TORONTO — Martin Brodeur is ready to take a backup role, and the future Hall of Famer is well aware he may have no other option.
An unrestricted free agent on July 1, the 42-year-old goaltender has a list of teams he’ll sign with and his agent has already been in contact with “a few” clubs since the free agent interview window opened June 25. But the phone isn’t exactly ringing off the hook for the winningest goaltender in NHL history.

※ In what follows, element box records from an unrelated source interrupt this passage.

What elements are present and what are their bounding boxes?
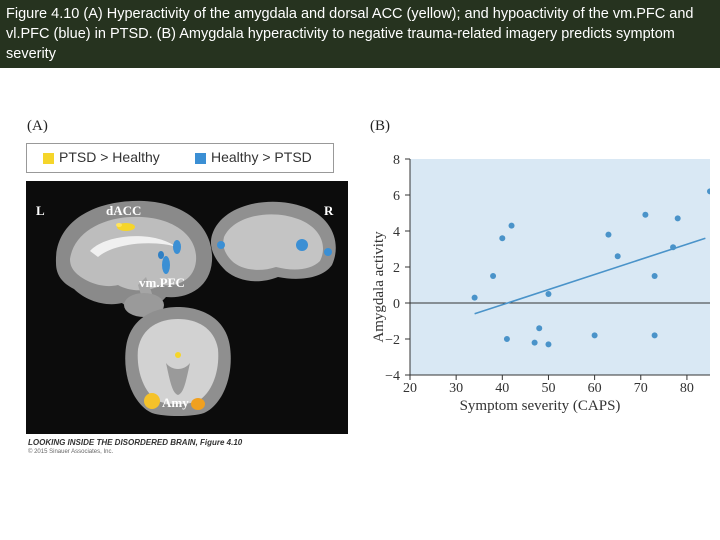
y-tick-label: 6 <box>393 189 400 204</box>
copyright-text: © 2015 Sinauer Associates, Inc. <box>28 449 114 455</box>
data-point <box>536 325 543 332</box>
data-point <box>670 244 677 251</box>
scatter-chart: −4 −2 0 2 4 6 8 20 30 40 50 60 70 80 Symptom severity … <box>365 153 713 425</box>
legend: PTSD > Healthy Healthy > PTSD <box>26 143 334 173</box>
x-tick-label: 30 <box>449 381 463 396</box>
scatter-chart-svg: −4 −2 0 2 4 6 8 20 30 40 50 60 70 80 Symptom severity … <box>371 153 713 414</box>
panel-b-label: (B) <box>370 118 390 134</box>
y-tick-label: 4 <box>393 225 400 240</box>
legend-item-ptsd: PTSD > Healthy <box>43 149 160 165</box>
data-point <box>642 211 649 218</box>
data-point <box>591 332 598 339</box>
legend-label-ptsd: PTSD > Healthy <box>59 149 160 165</box>
data-point <box>605 231 612 238</box>
x-tick-label: 70 <box>634 381 648 396</box>
legend-swatch-yellow <box>43 152 54 164</box>
y-tick-label: −2 <box>385 333 400 348</box>
y-tick-label: −4 <box>385 369 400 384</box>
data-point <box>531 339 538 346</box>
hemisphere-left-label: L <box>36 203 45 218</box>
y-axis-title: Amygdala activity <box>371 231 387 343</box>
y-tick-label: 0 <box>393 297 400 312</box>
data-point <box>674 215 681 222</box>
hemisphere-right-label: R <box>324 203 334 218</box>
regression-line <box>474 237 706 315</box>
x-tick-label: 60 <box>588 381 602 396</box>
x-tick-label: 20 <box>403 381 417 396</box>
brain-scans: L R dACC vm.PFC Amy <box>26 181 348 434</box>
data-point <box>545 291 552 297</box>
brain-scan-illustration <box>55 200 336 416</box>
data-point <box>545 341 552 348</box>
panel-a-label: (A) <box>27 118 48 134</box>
data-point <box>614 253 621 260</box>
x-tick-label: 50 <box>541 381 555 396</box>
data-point <box>471 294 478 301</box>
data-point <box>490 273 497 279</box>
legend-item-healthy: Healthy > PTSD <box>195 149 312 165</box>
data-point <box>651 332 658 339</box>
amygdala-label: Amy <box>162 395 189 410</box>
dacc-label: dACC <box>106 203 142 218</box>
vmpfc-label: vm.PFC <box>139 275 185 290</box>
legend-label-healthy: Healthy > PTSD <box>211 149 312 165</box>
data-point <box>508 222 515 229</box>
figure-title: Figure 4.10 (A) Hyperactivity of the amy… <box>6 6 694 62</box>
title-banner: Figure 4.10 (A) Hyperactivity of the amy… <box>0 0 720 68</box>
data-point <box>651 273 658 279</box>
y-tick-label: 8 <box>393 155 400 168</box>
x-tick-label: 80 <box>680 381 694 396</box>
plot-area <box>410 159 710 375</box>
figure-caption: LOOKING INSIDE THE DISORDERED BRAIN, Fig… <box>28 438 243 447</box>
x-axis-title: Symptom severity (CAPS) <box>460 398 621 414</box>
data-point <box>499 235 506 242</box>
legend-swatch-blue <box>195 152 206 164</box>
x-tick-label: 40 <box>495 381 509 396</box>
data-point <box>503 336 510 342</box>
y-tick-label: 2 <box>393 261 400 276</box>
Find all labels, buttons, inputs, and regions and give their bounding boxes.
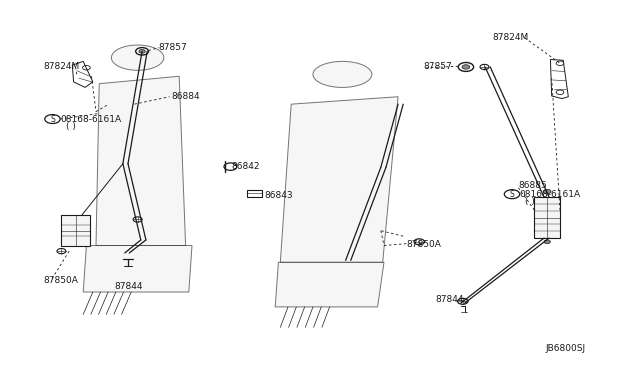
Text: 08168-6161A: 08168-6161A [60, 115, 122, 124]
Text: S: S [50, 115, 55, 124]
Bar [534, 197, 560, 238]
Text: 87850A: 87850A [406, 240, 441, 249]
Text: 87824M: 87824M [493, 33, 529, 42]
Polygon shape [280, 97, 398, 262]
Circle shape [543, 189, 551, 194]
Circle shape [556, 61, 564, 65]
Circle shape [458, 298, 468, 304]
Ellipse shape [111, 45, 164, 70]
Circle shape [458, 62, 474, 71]
Ellipse shape [313, 61, 372, 87]
Bar [247, 190, 262, 197]
Text: 87824M: 87824M [44, 62, 80, 71]
Circle shape [57, 248, 66, 254]
Circle shape [544, 240, 550, 244]
Circle shape [414, 239, 424, 245]
Text: ( ): ( ) [66, 122, 76, 131]
Text: ( ): ( ) [525, 198, 534, 206]
Circle shape [139, 49, 145, 53]
Circle shape [556, 90, 564, 94]
Text: 87844: 87844 [114, 282, 143, 291]
Text: 86884: 86884 [172, 92, 200, 101]
Circle shape [462, 65, 470, 69]
Text: JB6800SJ: JB6800SJ [545, 344, 586, 353]
Polygon shape [275, 262, 384, 307]
Text: 87857: 87857 [424, 62, 452, 71]
Text: 87850A: 87850A [44, 276, 78, 285]
Text: 87857: 87857 [159, 43, 188, 52]
Bar [61, 215, 90, 246]
Polygon shape [96, 76, 186, 246]
Text: 86843: 86843 [264, 191, 293, 200]
Polygon shape [83, 246, 192, 292]
Text: 86885: 86885 [518, 181, 547, 190]
Text: 87844: 87844 [435, 295, 464, 304]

“For me, I’m not a priority for teams. There is a specific role that I want, and there’s only certain teams that I’d like to go to, so we’re taking our time,” Brodeur told Sportsnet Thursday night at Rogers Centre, where he attended a Blue Jays game as part of the Joe Carter Classic charity golf tournament. “I’m seeing what opportunities present themselves. I have a lot of respect for the Devils. Whatever is going to happen will happen.”
Unfortunately for Brodeur, this summer is a buyer’s market for goalies. Ryan Miller and Jonas Hiller should have the lead on No. 1 jobs, while Brodeur finds himself as one of a number of free-agent netminders past age 30, including the likes of Tim Thomas, Evgeni Nabokov, Ray Emery, Ilya Bryzgalov and Scott Clemmensen. Toss in younger backups like Chad Johnson, Thomas Greiss, Al Montoya and Justin Peters – or trade chips like Cam Ward and James Reimer – and teams looking to fill their crease have plenty of choices.
Brodeur hasn’t quite closed the door on the only team he has ever played for. But with the Devils’ Cory Schneider wanting assurance that he is the No. 1 in New Jersey, Brodeur is prepared to take a backup role if he can sign with a contender and have a shot at a fourth championship.
“If I get a job as a No. 1, I think I’m able to handle the workload of 50 to 60 games. If I don’t, and I get a backup job on a team I feel has a chance to win the Stanley Cup, anything between 20 to 30 games I’d be comfortable with in the right situation,” said Brodeur.
After backstopping the Devils to the 2012 Cup final, Brodeur dipped his toe into the free-agent pool a couple of summers ago, but quickly re-signed with the Devils for two years and $9 million. He hasn’t been back to the playoffs since.
Swapping starts with Schneider in 2013-14, the four-time Vezina Trophy winner went 19-14-6, posting three shutouts, a 2.51 goals-against average and a .901 save percentage, the latter a career worst.
But as he mingled Thursday night at the baseball game — chatting with Gordie Howe and Tim Leiweke and posing for photos with kids – Brodeur sounded both optimistic and realistic.
“I want to play the game. I understand my age, for people, is a big deal, but I stayed healthy all year. I played 39 games. Didn’t miss a practice. Didn’t miss a game. I was pretty happy about that,” he said.
“My body responded, and my mind is ready to go again. I’m excited about the new challenge that’s going to come in front of me.”
On which NHL goaltender most impresses Brodeur with his passing ability:
“There’s a bunch of goalies that are really effective. I saw Ben Bishop play. For his size and the way he plays the game, it’s pretty impressive the way he’s able to move the puck.”
On watching Henrik Lundqvist fall victim to the Kings in the Stanley Cup Final, as Brodeur did in 2012:
“Winning a Stanley Cup is a hard thing. They relied on him a little too much for my liking, had I been in net for the Rangers. Every night he looked like he was under siege, but he performed really well under the gun. The Kings were just the better team.”
On the 2014 Hockey Hall of Fame class:
“All guys I played against, so it’s very cool to see. Dominik Hasek, at one point in his career it was him winning the Vezina and me being the runner-up for like four years in a row. We have a great relationship, he’s a great goalie, and now he’s a Hall of Famer.”
On playing with fellow 42-year-old Jaromir Jagr:
“It was fun. We came from the same draft year, so we could relate to a lot of things. Now it’s hard to relate to some of the young players coming into the league, so we really bonded really well as teammates and as friends.”